Jim nodded impatiently, his eyes glued to the heaping strawberry waffles waiting on his breakfast tray. “Can I eat now?”
“Sure. You behave for Nurse Chapel, and I'll take care of this when you're done.” McCoy tapped a stern finger against the child’s nose.
Jim flipped him a sloppy salute with two fingers before tackling the tray of goodies with a noise of appreciation. Spock followed the physician around the corner, his eyes darkened with silent worry.
“I know,” McCoy replied, rubbing at his left temple to ward off the headache forming. “We didn’t think about the fact that jumping him in age not just brings along whatever memory he has for that age, but it also drops him into that physical state, with any physical injury he accumulated by that point in time.
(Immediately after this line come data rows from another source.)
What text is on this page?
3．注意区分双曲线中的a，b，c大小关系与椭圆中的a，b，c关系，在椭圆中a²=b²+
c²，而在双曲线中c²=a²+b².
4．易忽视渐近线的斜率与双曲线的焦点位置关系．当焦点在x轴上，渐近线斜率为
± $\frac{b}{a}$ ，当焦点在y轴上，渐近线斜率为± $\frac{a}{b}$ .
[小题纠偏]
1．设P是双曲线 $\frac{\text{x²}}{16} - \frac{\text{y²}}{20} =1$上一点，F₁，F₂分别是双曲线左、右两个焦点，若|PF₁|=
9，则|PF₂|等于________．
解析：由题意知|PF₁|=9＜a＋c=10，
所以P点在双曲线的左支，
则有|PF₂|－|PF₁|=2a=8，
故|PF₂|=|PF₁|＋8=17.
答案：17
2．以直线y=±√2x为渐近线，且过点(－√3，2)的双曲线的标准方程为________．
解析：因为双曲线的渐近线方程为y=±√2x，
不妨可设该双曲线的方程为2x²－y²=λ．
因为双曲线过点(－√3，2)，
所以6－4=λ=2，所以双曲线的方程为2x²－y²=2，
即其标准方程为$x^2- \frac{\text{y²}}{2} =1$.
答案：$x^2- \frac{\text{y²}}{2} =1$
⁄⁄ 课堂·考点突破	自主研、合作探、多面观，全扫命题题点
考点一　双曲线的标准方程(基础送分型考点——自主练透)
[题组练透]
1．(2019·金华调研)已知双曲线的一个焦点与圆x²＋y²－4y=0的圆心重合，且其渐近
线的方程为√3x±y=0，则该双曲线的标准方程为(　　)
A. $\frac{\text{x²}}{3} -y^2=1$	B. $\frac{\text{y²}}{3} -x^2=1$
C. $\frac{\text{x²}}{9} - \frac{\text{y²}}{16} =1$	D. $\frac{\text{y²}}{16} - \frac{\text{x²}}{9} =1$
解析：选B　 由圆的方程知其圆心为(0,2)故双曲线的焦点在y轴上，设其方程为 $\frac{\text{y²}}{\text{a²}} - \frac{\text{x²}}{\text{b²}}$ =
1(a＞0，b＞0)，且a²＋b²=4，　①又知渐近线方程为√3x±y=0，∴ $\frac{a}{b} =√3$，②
He fell out of a tree at eight years old, and the age jump dropped him in the middle of that so he shows the bruises from it.”
“I suppose we should be grateful that he had no broken bones; an unset compound fracture, for example, would have been extremely painful to be ‘dropped in the middle of,’” Spock observed.
The doctor nodded. “That’s something I’m going to look up right now; I should have complete enough medical records based on his ‘Fleet records and what I can dig up from Riverside to at least let us know what the critical ages will be for illness or injury. But…I really don’t like the idea that it drops him straight into whatever physical and mental condition the kid was in at that particular age.”
“Why is that, Doctor?”
McCoy’s blue eyes darkened into a stormy gray. “What condition do you think he’s going to be in, when he transforms into thirteen years old, Spock?”